My first question to the doctor that evening was, can I ride in a car? Is there any physical limitations. I explained I have a baby in the NICU. She told me that as long as it covered I was okay. I was packed, sent home with dressings, and medicated. It hurt. I had over an hour ride to my destination and it was brutal. I kept pumping. I kept going to the NICU until the next weekend and I finally had to take a rest. That’s when I met another angel. The night nurse that Ethan had sent me pictures and would text me updates through out the night. She went the extra mile and I will never forget her and I thank
God for people like her every day. That Monday when I returned to the NICU we were able to take our baby home. It was seemingly the most amazing and terrifying experience as of yet. I say that over and over but our journey has been one that has reached the highest peaks and the lowest valleys.

I learned to pray harder, rely on faith, the Lord, family, church family, and most importantly trust myself.
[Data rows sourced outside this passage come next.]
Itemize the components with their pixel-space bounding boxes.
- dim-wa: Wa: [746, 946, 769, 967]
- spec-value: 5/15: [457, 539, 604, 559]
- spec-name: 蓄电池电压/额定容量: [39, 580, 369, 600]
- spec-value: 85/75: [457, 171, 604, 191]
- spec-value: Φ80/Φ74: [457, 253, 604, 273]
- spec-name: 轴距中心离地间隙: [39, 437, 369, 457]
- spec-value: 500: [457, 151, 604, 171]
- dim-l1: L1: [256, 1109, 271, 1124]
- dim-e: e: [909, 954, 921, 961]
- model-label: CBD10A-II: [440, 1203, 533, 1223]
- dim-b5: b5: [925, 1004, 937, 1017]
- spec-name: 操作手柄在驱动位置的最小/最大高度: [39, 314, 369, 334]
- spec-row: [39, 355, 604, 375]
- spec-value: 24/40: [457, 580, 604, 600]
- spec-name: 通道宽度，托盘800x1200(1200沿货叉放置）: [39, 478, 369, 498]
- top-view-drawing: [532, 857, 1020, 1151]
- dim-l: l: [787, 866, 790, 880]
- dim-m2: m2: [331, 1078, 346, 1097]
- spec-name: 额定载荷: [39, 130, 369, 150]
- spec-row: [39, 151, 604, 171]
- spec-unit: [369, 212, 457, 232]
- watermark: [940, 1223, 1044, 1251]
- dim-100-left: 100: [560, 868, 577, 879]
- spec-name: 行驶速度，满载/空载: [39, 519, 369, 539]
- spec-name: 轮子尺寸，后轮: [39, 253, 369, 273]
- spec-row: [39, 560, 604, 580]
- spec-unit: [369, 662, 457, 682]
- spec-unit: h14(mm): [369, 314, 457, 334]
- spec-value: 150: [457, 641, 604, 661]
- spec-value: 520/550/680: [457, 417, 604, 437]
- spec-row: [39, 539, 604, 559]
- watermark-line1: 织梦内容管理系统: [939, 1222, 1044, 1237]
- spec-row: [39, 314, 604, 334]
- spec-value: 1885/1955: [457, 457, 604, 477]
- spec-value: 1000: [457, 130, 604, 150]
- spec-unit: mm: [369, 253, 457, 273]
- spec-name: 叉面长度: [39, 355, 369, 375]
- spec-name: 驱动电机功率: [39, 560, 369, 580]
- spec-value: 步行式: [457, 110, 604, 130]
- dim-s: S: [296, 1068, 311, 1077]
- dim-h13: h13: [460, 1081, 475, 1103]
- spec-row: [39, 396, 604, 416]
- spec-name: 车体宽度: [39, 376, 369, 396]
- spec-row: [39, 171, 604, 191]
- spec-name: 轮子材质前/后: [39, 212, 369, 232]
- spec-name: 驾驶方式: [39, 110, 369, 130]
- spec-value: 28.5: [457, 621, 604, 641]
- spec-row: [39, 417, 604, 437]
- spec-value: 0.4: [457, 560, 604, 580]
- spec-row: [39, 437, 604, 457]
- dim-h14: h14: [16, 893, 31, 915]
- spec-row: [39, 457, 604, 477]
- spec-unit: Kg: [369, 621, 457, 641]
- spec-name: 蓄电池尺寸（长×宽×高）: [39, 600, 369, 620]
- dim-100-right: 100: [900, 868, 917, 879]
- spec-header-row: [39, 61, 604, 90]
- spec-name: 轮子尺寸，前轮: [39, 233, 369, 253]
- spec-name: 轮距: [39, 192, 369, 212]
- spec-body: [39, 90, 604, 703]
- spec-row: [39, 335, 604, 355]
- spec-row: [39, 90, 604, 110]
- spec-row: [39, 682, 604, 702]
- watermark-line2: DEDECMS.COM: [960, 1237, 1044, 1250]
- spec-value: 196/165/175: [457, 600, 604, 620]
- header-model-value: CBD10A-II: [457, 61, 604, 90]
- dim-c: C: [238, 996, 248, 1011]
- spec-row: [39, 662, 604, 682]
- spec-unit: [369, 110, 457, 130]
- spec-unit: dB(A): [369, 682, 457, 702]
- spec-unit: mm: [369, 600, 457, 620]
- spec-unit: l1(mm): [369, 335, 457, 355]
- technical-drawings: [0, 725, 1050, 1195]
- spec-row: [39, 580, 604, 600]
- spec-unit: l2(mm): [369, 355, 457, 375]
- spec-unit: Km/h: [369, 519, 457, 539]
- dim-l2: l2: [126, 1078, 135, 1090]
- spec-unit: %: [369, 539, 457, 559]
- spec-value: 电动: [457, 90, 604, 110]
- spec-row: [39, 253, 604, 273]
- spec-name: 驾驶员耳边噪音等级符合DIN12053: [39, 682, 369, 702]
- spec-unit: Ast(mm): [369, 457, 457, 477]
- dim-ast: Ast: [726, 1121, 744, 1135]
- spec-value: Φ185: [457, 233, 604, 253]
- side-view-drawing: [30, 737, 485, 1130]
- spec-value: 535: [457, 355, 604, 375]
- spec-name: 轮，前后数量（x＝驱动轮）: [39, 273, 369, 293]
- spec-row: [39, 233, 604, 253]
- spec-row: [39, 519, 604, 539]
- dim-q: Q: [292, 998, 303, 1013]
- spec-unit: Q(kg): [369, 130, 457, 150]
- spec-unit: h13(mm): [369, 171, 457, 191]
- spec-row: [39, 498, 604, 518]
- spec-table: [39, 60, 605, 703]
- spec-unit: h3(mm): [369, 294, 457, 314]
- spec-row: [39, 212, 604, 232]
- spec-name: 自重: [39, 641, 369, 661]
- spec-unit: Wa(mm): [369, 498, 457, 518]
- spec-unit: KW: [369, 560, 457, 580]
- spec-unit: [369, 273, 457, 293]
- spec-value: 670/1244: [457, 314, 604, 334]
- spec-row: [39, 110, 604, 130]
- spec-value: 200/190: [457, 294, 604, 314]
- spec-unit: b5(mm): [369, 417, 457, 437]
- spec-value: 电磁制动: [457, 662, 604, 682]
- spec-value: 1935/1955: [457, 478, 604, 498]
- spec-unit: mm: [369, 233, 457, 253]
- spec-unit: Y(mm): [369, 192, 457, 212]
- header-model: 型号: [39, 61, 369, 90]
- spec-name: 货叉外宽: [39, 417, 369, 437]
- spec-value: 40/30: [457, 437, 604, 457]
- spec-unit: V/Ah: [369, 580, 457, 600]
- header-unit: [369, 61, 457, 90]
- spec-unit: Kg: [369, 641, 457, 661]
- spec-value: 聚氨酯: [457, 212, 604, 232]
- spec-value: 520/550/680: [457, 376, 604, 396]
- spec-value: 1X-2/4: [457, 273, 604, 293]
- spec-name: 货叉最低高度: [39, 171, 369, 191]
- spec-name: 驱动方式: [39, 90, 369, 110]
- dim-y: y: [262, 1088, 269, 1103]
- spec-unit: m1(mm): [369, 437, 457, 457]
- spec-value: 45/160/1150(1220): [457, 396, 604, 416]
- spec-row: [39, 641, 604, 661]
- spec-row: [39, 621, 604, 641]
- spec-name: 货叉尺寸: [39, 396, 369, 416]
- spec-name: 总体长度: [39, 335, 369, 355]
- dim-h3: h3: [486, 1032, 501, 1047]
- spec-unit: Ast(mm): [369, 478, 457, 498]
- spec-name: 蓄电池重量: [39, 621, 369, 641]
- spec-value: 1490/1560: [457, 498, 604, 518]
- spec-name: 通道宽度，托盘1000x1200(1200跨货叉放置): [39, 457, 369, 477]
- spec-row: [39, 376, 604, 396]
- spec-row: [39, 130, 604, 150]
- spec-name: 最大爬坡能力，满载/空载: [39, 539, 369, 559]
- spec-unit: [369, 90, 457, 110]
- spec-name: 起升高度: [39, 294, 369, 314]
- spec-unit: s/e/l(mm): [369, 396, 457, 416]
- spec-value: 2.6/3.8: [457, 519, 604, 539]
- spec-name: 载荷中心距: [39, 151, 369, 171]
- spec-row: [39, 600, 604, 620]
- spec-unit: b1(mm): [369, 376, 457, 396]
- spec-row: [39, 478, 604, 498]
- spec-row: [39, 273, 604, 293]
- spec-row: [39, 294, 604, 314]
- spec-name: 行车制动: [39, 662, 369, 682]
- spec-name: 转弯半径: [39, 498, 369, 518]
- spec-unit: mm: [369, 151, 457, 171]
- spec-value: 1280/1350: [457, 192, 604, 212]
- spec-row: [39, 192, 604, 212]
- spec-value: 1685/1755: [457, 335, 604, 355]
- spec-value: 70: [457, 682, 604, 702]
I am so grateful for all the prayers, support, and meals that were brought to my family during the most difficult time of my adult life.

It has been seven months since I was wheeled into that operating room now, although, some days it still feels like it was just a few weeks ago. Time goes by so fast when you something so precious that it means more than life itself. Unconditional love is a beautiful thing and one that I truly understand that I am a parent.